Readings obtained with NCITs, which measure surface temperature (generally of the mid-forehead), are influenced by numerous human, environmental and equipment variables, all of which can affect their accuracy, reproducibility and relationship with core temperature. These include the subject’s age and gender and medications (especially antipyretic drugs) being taken. https://pubmed.ncbi.nlm.nih.gov/8011836/
Women have slightly higher temperatures than men, African-Americans slightly higher temperatures than Caucasians. https://jamanetwork.com/journals/jama/article-abstract/400116
In addition, temperature varies in a circadian fashion, with early morning (oral) temperatures lower on average by 1.0o F (0.56oC) than evening temperatures. Then there is the emissivity (the capacity to emit heat by radiation) of the surface being examined, which is influenced by a person’s complexion, the wearing of makeup and sweat. Environmental factors, such as subject-to-sensor distance and ambient temperature and humidity, also affect readings obtained with NCITs
Dr Wright and Dr Mackowiak conclude their editorial by saying that these and other factors affecting thermal screening with NCITs must be addressed to develop better programs for distinguishing people infected with SARS-CoV-2 from those who are not.
The scientists suggest among the strategies for improvement are:
-lowering the cutoff temperature used to identify symptomatic infected people, especially when screening those who are elderly or immunocompromised.
-group testing to enable real-time surveillance and monitoring of the virus in a more manageable situation.
-"smart" thermometers ie wearable thermometers paired with GPS devices such as smartphones
-monitoring sewage sludge for SARS-CoV-2.
The temperature screening for COVID-19 by NCITs protocol was actually introduced by China, where the SARS-CoV-2 first appeared and spread to cause havoc around the world and is also one of the many stupid and unproven things to manage the COVID-19 crisis that the rest of the world adopted from China.
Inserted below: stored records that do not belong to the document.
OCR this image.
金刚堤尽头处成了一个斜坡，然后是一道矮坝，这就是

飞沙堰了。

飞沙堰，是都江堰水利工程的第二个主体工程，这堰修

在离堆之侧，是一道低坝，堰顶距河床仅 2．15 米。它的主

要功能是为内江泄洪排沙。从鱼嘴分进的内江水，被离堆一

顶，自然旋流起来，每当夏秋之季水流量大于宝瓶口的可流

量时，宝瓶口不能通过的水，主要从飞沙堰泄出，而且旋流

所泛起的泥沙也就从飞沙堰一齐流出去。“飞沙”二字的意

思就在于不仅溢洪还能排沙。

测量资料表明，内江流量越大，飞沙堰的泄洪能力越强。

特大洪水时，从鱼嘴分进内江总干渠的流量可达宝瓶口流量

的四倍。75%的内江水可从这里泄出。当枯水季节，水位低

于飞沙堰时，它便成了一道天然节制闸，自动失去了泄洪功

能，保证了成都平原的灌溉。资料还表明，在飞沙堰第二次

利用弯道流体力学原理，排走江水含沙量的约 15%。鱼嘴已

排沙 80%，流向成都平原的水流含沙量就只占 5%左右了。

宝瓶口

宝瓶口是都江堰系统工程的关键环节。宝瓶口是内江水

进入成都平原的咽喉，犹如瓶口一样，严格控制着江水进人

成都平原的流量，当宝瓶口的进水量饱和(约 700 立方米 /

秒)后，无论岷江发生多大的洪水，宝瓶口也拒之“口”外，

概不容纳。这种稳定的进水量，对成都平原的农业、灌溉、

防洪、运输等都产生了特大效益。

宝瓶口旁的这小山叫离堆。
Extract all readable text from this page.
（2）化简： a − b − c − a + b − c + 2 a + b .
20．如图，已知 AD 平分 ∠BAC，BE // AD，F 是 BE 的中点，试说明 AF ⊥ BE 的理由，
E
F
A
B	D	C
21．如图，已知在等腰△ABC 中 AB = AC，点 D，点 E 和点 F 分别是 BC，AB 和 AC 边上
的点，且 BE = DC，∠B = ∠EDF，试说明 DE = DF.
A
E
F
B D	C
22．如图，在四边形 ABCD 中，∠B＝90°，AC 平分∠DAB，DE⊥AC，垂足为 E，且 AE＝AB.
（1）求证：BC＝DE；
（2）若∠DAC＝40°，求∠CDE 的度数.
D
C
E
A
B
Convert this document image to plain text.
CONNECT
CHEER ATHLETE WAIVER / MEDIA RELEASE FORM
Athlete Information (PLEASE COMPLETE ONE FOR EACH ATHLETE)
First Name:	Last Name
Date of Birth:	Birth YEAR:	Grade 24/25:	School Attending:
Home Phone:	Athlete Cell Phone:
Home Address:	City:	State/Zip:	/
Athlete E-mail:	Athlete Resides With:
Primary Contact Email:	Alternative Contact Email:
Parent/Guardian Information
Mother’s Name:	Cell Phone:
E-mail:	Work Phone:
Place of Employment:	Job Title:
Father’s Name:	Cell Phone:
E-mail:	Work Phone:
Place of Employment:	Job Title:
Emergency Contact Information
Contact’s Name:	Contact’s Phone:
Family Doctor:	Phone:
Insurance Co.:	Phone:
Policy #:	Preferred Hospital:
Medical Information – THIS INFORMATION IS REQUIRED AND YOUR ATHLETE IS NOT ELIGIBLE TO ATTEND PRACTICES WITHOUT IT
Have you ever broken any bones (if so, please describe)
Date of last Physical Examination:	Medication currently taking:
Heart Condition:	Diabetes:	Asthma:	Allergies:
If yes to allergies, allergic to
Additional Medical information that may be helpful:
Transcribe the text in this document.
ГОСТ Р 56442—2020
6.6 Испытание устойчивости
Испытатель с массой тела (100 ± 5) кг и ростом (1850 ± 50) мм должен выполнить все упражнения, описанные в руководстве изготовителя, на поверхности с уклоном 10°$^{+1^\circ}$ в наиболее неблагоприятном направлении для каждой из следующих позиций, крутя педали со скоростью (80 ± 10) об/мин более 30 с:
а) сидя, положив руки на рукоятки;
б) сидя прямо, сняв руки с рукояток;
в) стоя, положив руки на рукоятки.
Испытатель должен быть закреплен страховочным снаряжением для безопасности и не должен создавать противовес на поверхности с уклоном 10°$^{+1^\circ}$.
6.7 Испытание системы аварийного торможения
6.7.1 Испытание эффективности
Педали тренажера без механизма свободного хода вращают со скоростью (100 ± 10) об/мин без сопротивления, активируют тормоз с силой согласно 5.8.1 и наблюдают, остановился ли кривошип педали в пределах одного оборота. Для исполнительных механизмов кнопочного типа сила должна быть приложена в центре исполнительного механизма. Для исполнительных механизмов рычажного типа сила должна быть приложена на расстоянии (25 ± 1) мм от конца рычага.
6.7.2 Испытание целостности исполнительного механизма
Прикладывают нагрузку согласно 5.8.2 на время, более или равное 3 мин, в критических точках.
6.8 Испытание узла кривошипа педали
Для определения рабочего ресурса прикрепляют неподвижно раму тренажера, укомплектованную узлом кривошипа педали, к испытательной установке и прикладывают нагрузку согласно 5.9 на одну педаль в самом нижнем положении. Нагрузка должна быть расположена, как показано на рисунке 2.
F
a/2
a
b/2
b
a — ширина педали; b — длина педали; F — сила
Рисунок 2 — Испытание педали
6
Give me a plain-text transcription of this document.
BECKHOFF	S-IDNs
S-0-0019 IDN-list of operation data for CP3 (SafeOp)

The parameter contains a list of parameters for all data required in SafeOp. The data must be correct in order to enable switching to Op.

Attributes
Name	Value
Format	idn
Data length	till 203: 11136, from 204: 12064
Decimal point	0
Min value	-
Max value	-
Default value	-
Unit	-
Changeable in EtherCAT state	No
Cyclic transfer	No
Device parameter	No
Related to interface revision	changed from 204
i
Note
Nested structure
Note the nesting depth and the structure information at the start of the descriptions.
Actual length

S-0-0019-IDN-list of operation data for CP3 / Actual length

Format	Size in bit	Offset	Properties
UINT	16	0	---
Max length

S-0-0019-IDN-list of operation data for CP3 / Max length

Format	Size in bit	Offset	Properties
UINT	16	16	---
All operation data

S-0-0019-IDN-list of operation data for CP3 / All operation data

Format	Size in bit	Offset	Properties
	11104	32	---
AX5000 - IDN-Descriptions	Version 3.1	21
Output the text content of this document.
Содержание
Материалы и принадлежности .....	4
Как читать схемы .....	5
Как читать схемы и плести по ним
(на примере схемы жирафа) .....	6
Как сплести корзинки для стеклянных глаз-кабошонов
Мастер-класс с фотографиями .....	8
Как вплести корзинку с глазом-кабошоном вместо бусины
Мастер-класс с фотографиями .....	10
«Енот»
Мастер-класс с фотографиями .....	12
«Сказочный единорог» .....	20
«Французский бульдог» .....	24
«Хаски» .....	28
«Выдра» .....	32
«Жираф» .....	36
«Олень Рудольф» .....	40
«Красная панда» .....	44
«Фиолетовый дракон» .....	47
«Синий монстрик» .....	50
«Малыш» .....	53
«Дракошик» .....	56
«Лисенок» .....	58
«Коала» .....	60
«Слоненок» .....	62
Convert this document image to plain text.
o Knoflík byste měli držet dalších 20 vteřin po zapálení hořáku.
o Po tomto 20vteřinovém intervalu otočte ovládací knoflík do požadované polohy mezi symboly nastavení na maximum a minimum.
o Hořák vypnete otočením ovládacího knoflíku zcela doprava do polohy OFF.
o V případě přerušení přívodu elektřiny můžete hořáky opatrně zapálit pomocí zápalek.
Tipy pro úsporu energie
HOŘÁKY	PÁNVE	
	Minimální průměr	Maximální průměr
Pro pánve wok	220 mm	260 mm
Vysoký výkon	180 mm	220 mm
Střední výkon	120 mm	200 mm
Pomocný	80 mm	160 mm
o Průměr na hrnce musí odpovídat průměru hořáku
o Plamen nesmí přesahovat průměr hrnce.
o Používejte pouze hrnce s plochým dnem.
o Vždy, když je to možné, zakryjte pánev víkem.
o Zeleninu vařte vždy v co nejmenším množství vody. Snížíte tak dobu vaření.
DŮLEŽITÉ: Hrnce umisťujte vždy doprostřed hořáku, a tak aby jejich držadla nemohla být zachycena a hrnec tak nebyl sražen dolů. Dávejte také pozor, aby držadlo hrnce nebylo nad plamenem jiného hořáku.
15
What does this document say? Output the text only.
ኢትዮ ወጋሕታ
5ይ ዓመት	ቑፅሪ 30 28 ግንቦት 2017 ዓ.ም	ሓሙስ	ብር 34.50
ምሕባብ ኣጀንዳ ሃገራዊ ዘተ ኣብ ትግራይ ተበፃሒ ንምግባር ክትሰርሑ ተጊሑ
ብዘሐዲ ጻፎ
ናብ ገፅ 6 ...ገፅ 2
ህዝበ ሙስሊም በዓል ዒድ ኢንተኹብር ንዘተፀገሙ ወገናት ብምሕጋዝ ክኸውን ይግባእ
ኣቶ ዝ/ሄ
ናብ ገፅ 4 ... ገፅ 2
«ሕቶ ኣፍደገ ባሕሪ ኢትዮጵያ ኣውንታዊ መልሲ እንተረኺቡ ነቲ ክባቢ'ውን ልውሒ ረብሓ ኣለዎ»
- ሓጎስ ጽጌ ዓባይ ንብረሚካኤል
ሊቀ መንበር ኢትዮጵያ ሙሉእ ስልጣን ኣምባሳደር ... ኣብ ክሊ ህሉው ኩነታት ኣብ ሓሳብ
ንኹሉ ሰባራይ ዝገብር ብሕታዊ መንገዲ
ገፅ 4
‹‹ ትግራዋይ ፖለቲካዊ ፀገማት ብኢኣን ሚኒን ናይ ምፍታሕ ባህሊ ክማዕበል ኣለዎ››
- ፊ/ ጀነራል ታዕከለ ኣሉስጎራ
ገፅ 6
In Thailand, a close ally of China, temperature screenings are widely used around the country using NCITs made in China (China made millions selling these stupid devices to countries around the world!). In most shopping malls and public places, stupid and uneducated security guards with no medical or health training can be seen clumsily monitoring the temperature of public, sometimes sleeping or worse having defective devices! Ironically COVID-19 testing for the general public is not easily available!